As the International Monetary Fund (IMF) Spring Meetings come to a close in Washington, one reality stands out: the repercussions of the crisis in the Middle East continue to weaken the most vulnerable economies, particularly in Africa.

Behind the geopolitical tensions, very concrete economic effects are being felt in low-income countries. Rising prices, pressure on public finances, and slowing financial flows: the shock is both multifaceted and profound.

A Surge in Prices with Direct Consequences

Among the first impacts observed is the rapid and significant increase in the prices of food, energy, and fertilizers. This widespread inflation is weighing heavily on already fragile economies.

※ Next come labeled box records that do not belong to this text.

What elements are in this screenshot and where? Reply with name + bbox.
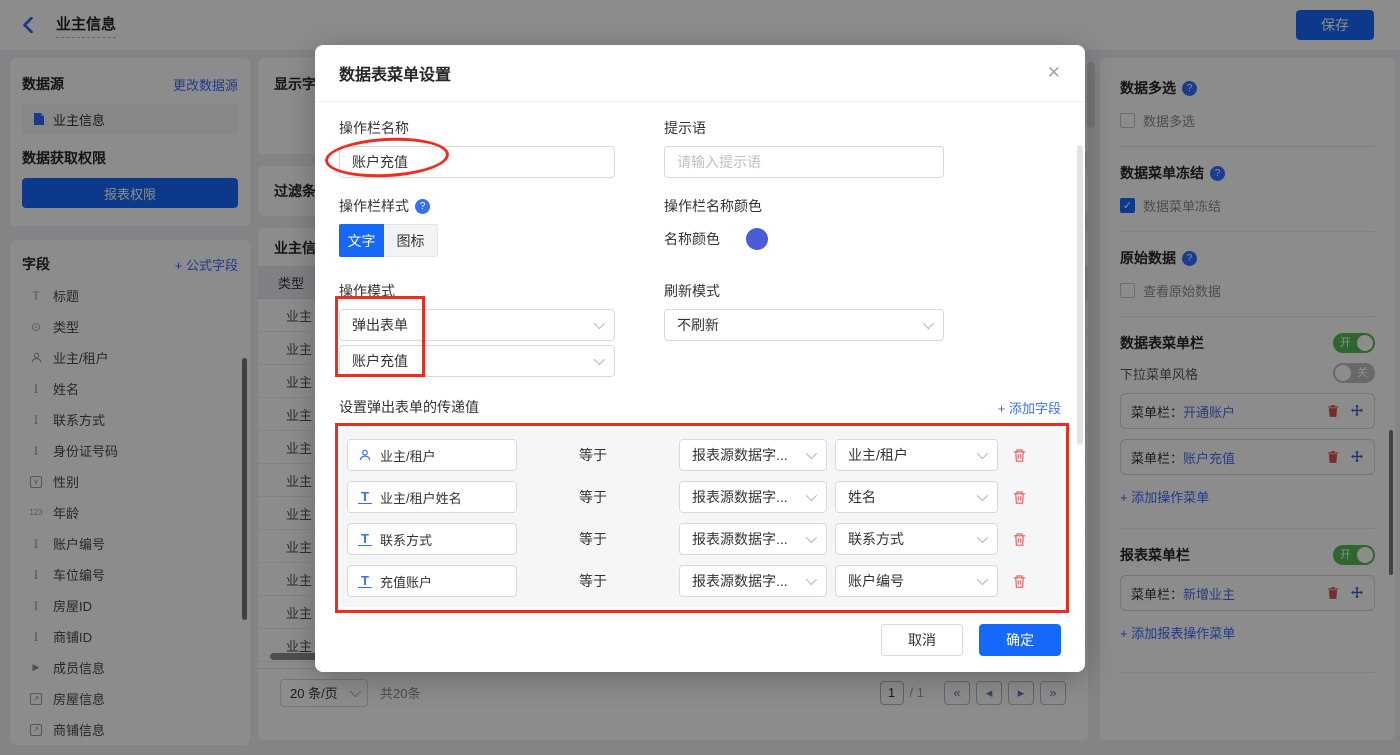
cancel-button[interactable]: 取消 xyxy=(881,624,963,656)
form-target-select[interactable]: 账户充值 xyxy=(339,345,615,377)
transfer-row: T 联系方式 等于 报表源数据字... 联系方式 xyxy=(347,523,1053,555)
trash-icon[interactable] xyxy=(1012,574,1027,589)
action-name-value: 账户充值 xyxy=(352,154,408,170)
style-text-option[interactable]: 文字 xyxy=(339,224,384,257)
chevron-down-icon xyxy=(805,531,818,544)
chevron-down-icon xyxy=(922,317,935,330)
target-field-input[interactable]: 业主/租户 xyxy=(347,439,517,471)
name-color-section-label: 操作栏名称颜色 xyxy=(664,198,762,214)
refresh-mode-value: 不刷新 xyxy=(677,317,719,333)
person-icon xyxy=(358,448,372,462)
action-name-input[interactable]: 账户充值 xyxy=(339,146,615,178)
source-type-select[interactable]: 报表源数据字... xyxy=(679,565,827,597)
style-segmented-control: 文字 图标 xyxy=(339,224,438,257)
refresh-mode-select[interactable]: 不刷新 xyxy=(664,309,944,341)
source-field-select[interactable]: 联系方式 xyxy=(835,523,998,555)
operator-label: 等于 xyxy=(579,489,607,505)
text-icon: T xyxy=(358,490,372,504)
tip-input[interactable]: 请输入提示语 xyxy=(664,146,944,178)
target-field-name: 联系方式 xyxy=(380,532,433,548)
action-mode-label: 操作模式 xyxy=(339,283,395,299)
color-swatch[interactable] xyxy=(746,228,768,250)
source-field-select[interactable]: 账户编号 xyxy=(835,565,998,597)
refresh-mode-label: 刷新模式 xyxy=(664,283,720,299)
target-field-name: 业主/租户姓名 xyxy=(380,490,462,506)
action-mode-value: 弹出表单 xyxy=(352,317,408,333)
text-icon: T xyxy=(358,532,372,546)
chevron-down-icon xyxy=(805,447,818,460)
source-field-select[interactable]: 姓名 xyxy=(835,481,998,513)
source-field-value: 姓名 xyxy=(848,489,876,505)
source-type-value: 报表源数据字... xyxy=(692,531,788,547)
source-type-select[interactable]: 报表源数据字... xyxy=(679,439,827,471)
source-field-value: 账户编号 xyxy=(848,573,904,589)
trash-icon[interactable] xyxy=(1012,448,1027,463)
target-field-name: 充值账户 xyxy=(380,574,433,590)
tip-label: 提示语 xyxy=(664,120,706,136)
add-field-link[interactable]: + 添加字段 xyxy=(998,398,1061,417)
trash-icon[interactable] xyxy=(1012,532,1027,547)
source-field-select[interactable]: 业主/租户 xyxy=(835,439,998,471)
operator-label: 等于 xyxy=(579,573,607,589)
help-icon[interactable]: ? xyxy=(415,198,430,214)
transfer-values-label: 设置弹出表单的传递值 xyxy=(339,399,479,415)
source-type-select[interactable]: 报表源数据字... xyxy=(679,481,827,513)
form-target-value: 账户充值 xyxy=(352,353,408,369)
action-mode-select[interactable]: 弹出表单 xyxy=(339,309,615,341)
chevron-down-icon xyxy=(976,489,989,502)
table-menu-settings-modal: 数据表菜单设置 ✕ 操作栏名称 账户充值 提示语 请输入提示语 操作栏样式? 文… xyxy=(315,45,1085,672)
page-scrollbar-thumb[interactable] xyxy=(1087,62,1095,128)
modal-scrollbar[interactable] xyxy=(1077,145,1083,445)
transfer-row: 业主/租户 等于 报表源数据字... 业主/租户 xyxy=(347,439,1053,471)
source-field-value: 联系方式 xyxy=(848,531,904,547)
tip-placeholder: 请输入提示语 xyxy=(677,154,761,170)
operator-label: 等于 xyxy=(579,531,607,547)
transfer-row: T 业主/租户姓名 等于 报表源数据字... 姓名 xyxy=(347,481,1053,513)
target-field-input[interactable]: T 业主/租户姓名 xyxy=(347,481,517,513)
modal-title: 数据表菜单设置 xyxy=(339,67,452,84)
style-icon-option[interactable]: 图标 xyxy=(384,224,438,257)
chevron-down-icon xyxy=(976,447,989,460)
close-icon[interactable]: ✕ xyxy=(1047,63,1061,83)
chevron-down-icon xyxy=(805,573,818,586)
action-style-label: 操作栏样式 xyxy=(339,198,409,214)
source-type-value: 报表源数据字... xyxy=(692,447,788,463)
chevron-down-icon xyxy=(805,489,818,502)
source-type-value: 报表源数据字... xyxy=(692,489,788,505)
chevron-down-icon xyxy=(593,317,606,330)
chevron-down-icon xyxy=(976,531,989,544)
name-color-label: 名称颜色 xyxy=(664,231,720,247)
operator-label: 等于 xyxy=(579,447,607,463)
text-icon: T xyxy=(358,574,372,588)
target-field-name: 业主/租户 xyxy=(380,448,436,464)
action-name-label: 操作栏名称 xyxy=(339,120,409,136)
chevron-down-icon xyxy=(976,573,989,586)
transfer-rows-container: 业主/租户 等于 报表源数据字... 业主/租户 T 业主/租户姓名 等于 报表源… xyxy=(339,429,1061,607)
app-root: 业主信息 保存 数据源 更改数据源 业主信息 数据获取权限 报表权限 字段 + … xyxy=(0,0,1400,755)
chevron-down-icon xyxy=(593,353,606,366)
source-field-value: 业主/租户 xyxy=(848,447,908,463)
transfer-row: T 充值账户 等于 报表源数据字... 账户编号 xyxy=(347,565,1053,597)
trash-icon[interactable] xyxy=(1012,490,1027,505)
source-type-value: 报表源数据字... xyxy=(692,573,788,589)
confirm-button[interactable]: 确定 xyxy=(979,624,1061,656)
target-field-input[interactable]: T 充值账户 xyxy=(347,565,517,597)
target-field-input[interactable]: T 联系方式 xyxy=(347,523,517,555)
source-type-select[interactable]: 报表源数据字... xyxy=(679,523,827,555)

This is compounded by rising transportation costs, declining revenues from tourism and remittances, and tightening financing conditions. For countries with access to international markets, spreads are widening, while currencies are coming under increased pressure.

As a result, many African countries are facing strong balance of payments pressures, at a time when fiscal space is limited—or even nonexistent.

Uneven Impact Depending on Economic Profiles

While the crisis is global, its effects are not uniform. Some African countries that export oil or strategic minerals might, in theory, benefit from higher commodity prices. But the reality is more nuanced.

Even these economies are experiencing the effects of global inflation. Some import refined oil, exposing them directly to rising prices. Others are severely affected by the surge in fertilizer costs, a key factor in economies where agriculture remains dominant.

One figure highlights this vulnerability: in low-income countries, 43% of household spending goes to food, compared to 25% in emerging markets and just 12% in advanced economies. Any increase in food prices therefore has a disproportionately large impact.

Tourism and Air Connectivity Declining

Another affected sector is tourism. Several African economies rely heavily on international tourist flows, particularly through Gulf hubs such as Dubai or Doha.

Reduced connectivity and fewer travelers are leading to a drop in tourism revenues, further worsening economic conditions.

Limited Room for Government Action

Faced with this situation, African governments have constrained options. The main challenge is to respond to the crisis without undermining fiscal sustainability.

Countries are urged to avoid excessive policy commitments and to prioritize targeted measures. In many cases, responses must be budget-neutral, relying on reallocating existing resources.

The goal is twofold: to protect the most vulnerable populations while preserving long-term development priorities.

A Delicate Equation for Africa

Caught between imported inflation, dependence on international markets, and structural fragilities, African economies find themselves on the front line of a crisis they did not cause.

In this context, the ability of governments to adapt, along with support from international institutions, will be crucial to prevent a deepening of economic and social imbalances across the continent.